Hiasan mawar yang tersebar di hampir semua sudut ruangan penthouse membuat Dario selalu membayangkan tentang sosok Cladia yang memang begitu menyukai mawar semenjak dia masih kanak-kanak.


Dan hal itu diingat dengan begitu baik oleh Dario.


Sekecil apapun hal yang pernah dia tahu tentang Cladia, Dario sudah menyimpannnya dengan begitu baik dalam ingatannya.

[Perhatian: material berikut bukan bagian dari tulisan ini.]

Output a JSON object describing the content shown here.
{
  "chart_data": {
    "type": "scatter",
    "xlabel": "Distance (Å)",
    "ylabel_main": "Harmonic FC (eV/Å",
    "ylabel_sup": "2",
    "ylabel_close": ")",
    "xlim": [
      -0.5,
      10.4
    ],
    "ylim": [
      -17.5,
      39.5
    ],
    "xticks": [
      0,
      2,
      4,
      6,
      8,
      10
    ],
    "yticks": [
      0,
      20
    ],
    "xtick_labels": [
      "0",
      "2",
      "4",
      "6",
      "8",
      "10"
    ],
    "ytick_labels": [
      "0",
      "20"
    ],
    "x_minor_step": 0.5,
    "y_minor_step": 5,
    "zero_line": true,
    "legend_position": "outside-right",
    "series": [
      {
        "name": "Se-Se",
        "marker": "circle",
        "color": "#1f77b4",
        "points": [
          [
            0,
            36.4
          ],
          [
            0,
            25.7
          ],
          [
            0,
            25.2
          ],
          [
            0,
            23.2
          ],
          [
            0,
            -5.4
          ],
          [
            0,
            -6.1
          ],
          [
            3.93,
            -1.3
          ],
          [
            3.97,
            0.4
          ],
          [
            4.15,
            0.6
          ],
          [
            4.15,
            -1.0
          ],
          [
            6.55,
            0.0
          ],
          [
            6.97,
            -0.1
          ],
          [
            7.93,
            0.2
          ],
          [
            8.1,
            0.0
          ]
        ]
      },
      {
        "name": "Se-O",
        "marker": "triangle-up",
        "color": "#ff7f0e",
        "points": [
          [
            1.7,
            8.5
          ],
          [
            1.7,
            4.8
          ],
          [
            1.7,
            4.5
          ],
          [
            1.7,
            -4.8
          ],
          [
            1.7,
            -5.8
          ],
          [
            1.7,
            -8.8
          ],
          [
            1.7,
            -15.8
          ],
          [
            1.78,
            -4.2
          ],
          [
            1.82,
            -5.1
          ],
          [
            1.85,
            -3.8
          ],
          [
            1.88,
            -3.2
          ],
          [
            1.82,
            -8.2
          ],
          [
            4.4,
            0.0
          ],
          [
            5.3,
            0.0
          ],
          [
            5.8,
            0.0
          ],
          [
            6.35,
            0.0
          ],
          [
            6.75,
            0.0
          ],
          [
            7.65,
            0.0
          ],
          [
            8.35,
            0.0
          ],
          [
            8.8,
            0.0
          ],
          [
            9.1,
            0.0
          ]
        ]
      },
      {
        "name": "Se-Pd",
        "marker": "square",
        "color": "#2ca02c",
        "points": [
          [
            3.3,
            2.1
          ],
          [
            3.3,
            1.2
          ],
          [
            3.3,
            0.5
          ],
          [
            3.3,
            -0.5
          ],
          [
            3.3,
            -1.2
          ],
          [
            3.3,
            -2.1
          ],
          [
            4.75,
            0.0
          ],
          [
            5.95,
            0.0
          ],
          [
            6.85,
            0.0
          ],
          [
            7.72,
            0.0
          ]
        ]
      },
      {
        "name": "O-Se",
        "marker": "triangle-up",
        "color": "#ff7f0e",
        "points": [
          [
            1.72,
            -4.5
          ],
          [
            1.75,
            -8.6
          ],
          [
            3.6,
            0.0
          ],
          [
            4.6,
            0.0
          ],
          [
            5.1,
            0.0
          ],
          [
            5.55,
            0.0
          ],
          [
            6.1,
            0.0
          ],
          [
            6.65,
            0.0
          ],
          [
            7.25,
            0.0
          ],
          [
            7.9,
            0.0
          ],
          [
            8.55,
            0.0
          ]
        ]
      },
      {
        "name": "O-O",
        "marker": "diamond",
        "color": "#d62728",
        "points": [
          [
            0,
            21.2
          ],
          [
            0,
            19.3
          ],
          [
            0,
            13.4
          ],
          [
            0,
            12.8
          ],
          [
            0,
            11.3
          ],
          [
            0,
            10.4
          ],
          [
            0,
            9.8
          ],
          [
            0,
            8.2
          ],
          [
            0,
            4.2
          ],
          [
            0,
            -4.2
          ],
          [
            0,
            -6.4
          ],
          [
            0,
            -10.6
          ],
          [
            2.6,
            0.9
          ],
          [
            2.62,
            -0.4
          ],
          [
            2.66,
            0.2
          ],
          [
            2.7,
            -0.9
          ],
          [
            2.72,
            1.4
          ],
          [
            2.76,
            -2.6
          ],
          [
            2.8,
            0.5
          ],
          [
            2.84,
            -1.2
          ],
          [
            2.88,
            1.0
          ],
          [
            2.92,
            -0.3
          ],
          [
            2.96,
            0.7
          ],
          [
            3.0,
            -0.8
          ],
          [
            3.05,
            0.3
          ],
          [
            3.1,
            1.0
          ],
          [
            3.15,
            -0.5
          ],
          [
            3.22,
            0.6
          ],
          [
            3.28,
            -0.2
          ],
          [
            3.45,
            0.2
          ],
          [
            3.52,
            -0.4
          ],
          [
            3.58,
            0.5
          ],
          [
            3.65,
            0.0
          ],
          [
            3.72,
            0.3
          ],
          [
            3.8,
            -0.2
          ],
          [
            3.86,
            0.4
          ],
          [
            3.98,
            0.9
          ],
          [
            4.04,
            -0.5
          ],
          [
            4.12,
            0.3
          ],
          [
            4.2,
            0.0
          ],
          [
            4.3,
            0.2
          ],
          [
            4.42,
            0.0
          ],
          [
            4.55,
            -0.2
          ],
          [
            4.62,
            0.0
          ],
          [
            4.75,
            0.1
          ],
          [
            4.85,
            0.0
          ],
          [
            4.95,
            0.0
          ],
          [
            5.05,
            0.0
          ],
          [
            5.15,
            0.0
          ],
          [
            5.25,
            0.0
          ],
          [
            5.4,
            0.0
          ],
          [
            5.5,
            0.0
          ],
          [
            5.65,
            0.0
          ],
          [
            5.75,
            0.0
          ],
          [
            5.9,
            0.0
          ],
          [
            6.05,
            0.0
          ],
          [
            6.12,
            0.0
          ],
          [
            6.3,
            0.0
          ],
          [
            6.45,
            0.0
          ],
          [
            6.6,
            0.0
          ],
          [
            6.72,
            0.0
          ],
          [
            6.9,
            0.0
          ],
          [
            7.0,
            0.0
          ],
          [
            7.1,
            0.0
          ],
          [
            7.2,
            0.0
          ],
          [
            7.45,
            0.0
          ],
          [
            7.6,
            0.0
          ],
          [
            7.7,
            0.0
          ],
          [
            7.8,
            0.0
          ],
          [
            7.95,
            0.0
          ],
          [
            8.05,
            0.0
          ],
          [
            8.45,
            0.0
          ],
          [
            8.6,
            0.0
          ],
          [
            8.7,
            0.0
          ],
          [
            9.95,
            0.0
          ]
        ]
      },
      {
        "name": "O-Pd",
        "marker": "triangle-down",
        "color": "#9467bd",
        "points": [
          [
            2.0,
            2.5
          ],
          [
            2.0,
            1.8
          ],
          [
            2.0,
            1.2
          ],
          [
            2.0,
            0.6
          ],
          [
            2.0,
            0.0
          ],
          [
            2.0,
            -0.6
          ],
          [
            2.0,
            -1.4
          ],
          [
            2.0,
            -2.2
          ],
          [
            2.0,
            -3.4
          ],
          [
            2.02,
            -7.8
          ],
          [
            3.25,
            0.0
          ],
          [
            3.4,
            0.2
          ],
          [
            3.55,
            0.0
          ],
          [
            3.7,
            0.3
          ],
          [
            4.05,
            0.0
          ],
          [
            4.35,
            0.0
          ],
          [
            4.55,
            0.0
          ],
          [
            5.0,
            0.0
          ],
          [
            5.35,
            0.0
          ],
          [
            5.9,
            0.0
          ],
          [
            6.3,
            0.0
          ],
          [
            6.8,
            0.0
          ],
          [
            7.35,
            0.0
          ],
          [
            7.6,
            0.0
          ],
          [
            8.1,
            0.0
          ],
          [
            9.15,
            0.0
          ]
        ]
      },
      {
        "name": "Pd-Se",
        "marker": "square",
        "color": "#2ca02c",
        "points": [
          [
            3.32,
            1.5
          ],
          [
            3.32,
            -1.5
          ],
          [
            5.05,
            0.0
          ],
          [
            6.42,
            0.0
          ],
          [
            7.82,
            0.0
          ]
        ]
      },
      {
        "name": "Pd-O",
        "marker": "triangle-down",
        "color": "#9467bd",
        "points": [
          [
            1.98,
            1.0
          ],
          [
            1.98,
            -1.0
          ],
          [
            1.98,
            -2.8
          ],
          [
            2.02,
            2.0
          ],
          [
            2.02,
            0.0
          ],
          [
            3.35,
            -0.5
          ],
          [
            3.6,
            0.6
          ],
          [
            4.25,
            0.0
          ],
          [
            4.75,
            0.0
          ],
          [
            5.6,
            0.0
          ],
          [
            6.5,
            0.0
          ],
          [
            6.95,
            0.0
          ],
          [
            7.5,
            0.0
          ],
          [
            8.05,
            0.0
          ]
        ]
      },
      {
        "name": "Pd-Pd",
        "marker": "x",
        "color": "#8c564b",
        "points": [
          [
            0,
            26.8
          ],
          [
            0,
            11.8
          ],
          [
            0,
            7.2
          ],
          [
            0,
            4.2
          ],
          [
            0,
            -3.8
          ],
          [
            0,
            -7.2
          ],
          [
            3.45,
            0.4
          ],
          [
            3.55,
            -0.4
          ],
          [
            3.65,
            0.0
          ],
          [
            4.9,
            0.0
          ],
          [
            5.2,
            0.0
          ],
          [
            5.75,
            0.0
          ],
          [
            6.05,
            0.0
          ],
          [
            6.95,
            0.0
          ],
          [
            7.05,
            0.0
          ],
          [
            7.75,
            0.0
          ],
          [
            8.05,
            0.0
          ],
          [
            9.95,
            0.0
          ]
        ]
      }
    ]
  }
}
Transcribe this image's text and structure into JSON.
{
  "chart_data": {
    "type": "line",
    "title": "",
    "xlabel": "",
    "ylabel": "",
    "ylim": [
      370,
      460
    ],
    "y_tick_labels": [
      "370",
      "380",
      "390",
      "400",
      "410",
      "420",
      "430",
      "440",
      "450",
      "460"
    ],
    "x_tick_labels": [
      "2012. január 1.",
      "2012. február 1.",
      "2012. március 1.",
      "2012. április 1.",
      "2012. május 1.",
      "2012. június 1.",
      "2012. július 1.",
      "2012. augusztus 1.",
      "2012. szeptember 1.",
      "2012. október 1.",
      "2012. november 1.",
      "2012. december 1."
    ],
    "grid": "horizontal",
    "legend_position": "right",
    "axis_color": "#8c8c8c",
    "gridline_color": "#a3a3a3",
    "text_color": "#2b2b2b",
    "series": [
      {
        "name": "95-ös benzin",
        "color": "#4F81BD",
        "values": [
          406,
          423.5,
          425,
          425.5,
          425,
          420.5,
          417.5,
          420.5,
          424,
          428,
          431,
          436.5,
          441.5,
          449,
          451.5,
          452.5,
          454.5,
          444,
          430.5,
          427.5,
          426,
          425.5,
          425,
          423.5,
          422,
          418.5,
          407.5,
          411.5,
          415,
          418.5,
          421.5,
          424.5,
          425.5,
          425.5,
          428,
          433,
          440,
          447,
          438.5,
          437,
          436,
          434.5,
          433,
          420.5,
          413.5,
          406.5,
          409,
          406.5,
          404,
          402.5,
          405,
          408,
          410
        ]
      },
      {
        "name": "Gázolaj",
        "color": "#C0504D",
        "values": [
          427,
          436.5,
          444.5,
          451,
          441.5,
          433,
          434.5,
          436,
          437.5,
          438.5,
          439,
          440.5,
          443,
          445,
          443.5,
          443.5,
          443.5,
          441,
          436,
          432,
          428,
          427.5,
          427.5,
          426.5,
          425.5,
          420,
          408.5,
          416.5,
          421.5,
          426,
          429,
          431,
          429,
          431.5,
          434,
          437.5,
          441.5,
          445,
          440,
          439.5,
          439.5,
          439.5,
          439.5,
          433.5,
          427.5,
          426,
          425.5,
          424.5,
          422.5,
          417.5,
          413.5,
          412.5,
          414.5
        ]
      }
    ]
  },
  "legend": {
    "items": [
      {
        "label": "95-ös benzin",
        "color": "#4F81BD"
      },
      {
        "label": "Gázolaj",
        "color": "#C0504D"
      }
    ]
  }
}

"Cladia sayangku... sungguh… kamu adalah wanita tercantik yang tidak ada duanya di dunia ini.... Semoga ke depannya, kamu akan betah tinggal di sini bersamaku. Dan aku akan memberikan apapun yang kamu minta asal kamu mau datang padaku, berlari ke arahku, dan menjadi milikku." Dario bergumam pelan sambil matanya menatap ke arah wajah lukisan Cladia sambil menyesap red winenya, setelah sebelumnya dengan hidung mancungnya dia menghirup dan menikmati bau red wine yang ada di dalam gelas itu.


Dan tanpa bosan-bosannya, setiap ada kesempatan di waktu senggangnya, itu yang akan selalu dilakukan oleh Dario.


Menikmati wajah cantik Cladia melalui lukisan yang dia simpan rapi di balik layar televisi berukuran lebih dari 100 inch itu.